India’s Fiscal Deficit Target Nears Exhaustion Amid Calls For Stimulus

The fiscal deficit numbers do not include collections from the Goods and Services tax hence it may be a bit “overstated” right now, Upasna Bhardwaj, senior economist at Kotak Mahindra Bank, told BloombergQuint ahead of the announcement of the April-August numbers. The real picture on the fiscal side will emerge only from September when the advance tax collections start coming in, Bhardwaj said. It will also be a function the GST collections, she added.

The higher gap will make it tougher for the government to meet its FY18 fiscal deficit target of 3.2 percent of the gross domestic product. The Centre is considering a fiscal stimulus package to spur economic growth which has slumped to its lowest in three years on stagnant private investments, weak exports and one-off disruptions due to demonetisation and GST implementation. Finance Minister Arun Jaitley had said that policymakers will take “appropriate actions” to address growth concerns.

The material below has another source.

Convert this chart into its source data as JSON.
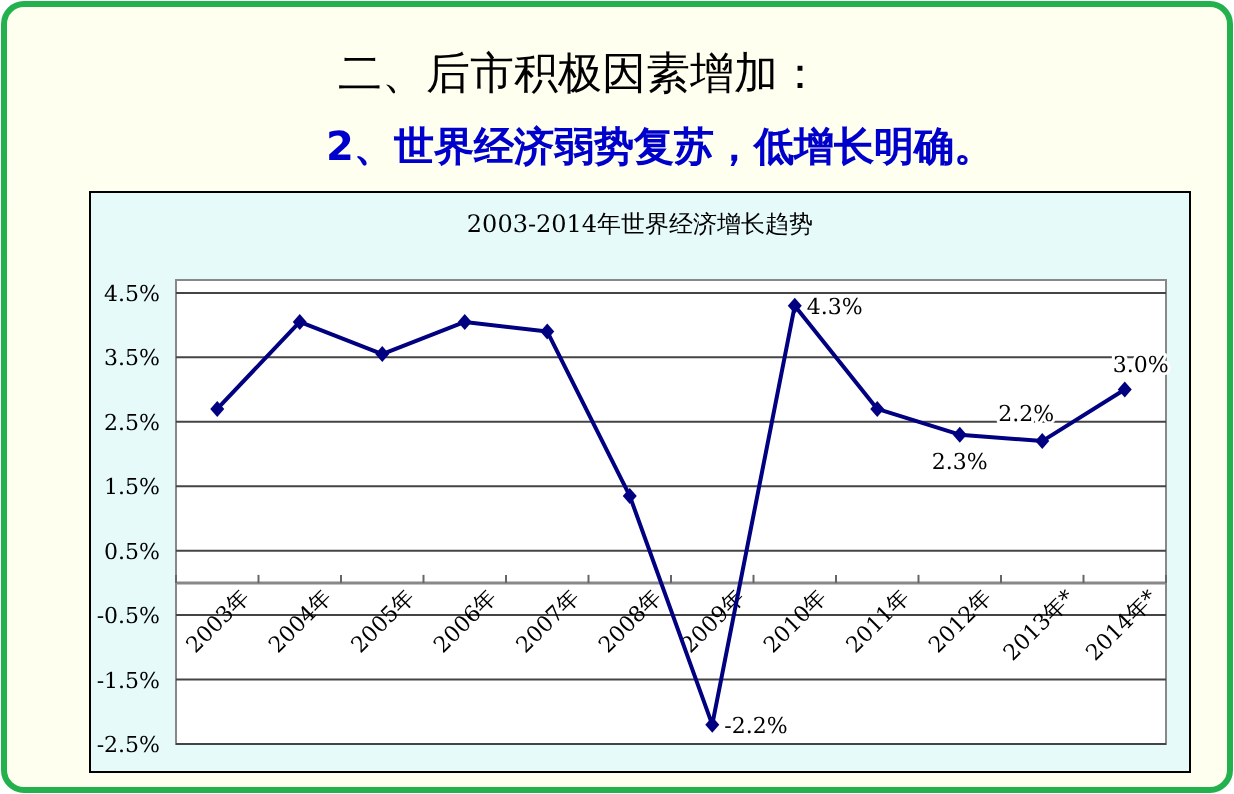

The government has already front-loaded its borrowings after an early Budget presentation to kickstart the investment cycle. But central and state finances remain constrained. India Ratings and Research estimates a Rs 33,500 crore revenue shortfall for the government in the ongoing fiscal. The combined deficits of Indian states too has worsened to 2.8 percent of GDP at the end of March, from 2 percent between 2011-14, according to HSBC.

Finance Secretary Subash Garg on Thursday told reporters that the government will not borrow more than it had budgeted for now, but will take a decision by November end or December.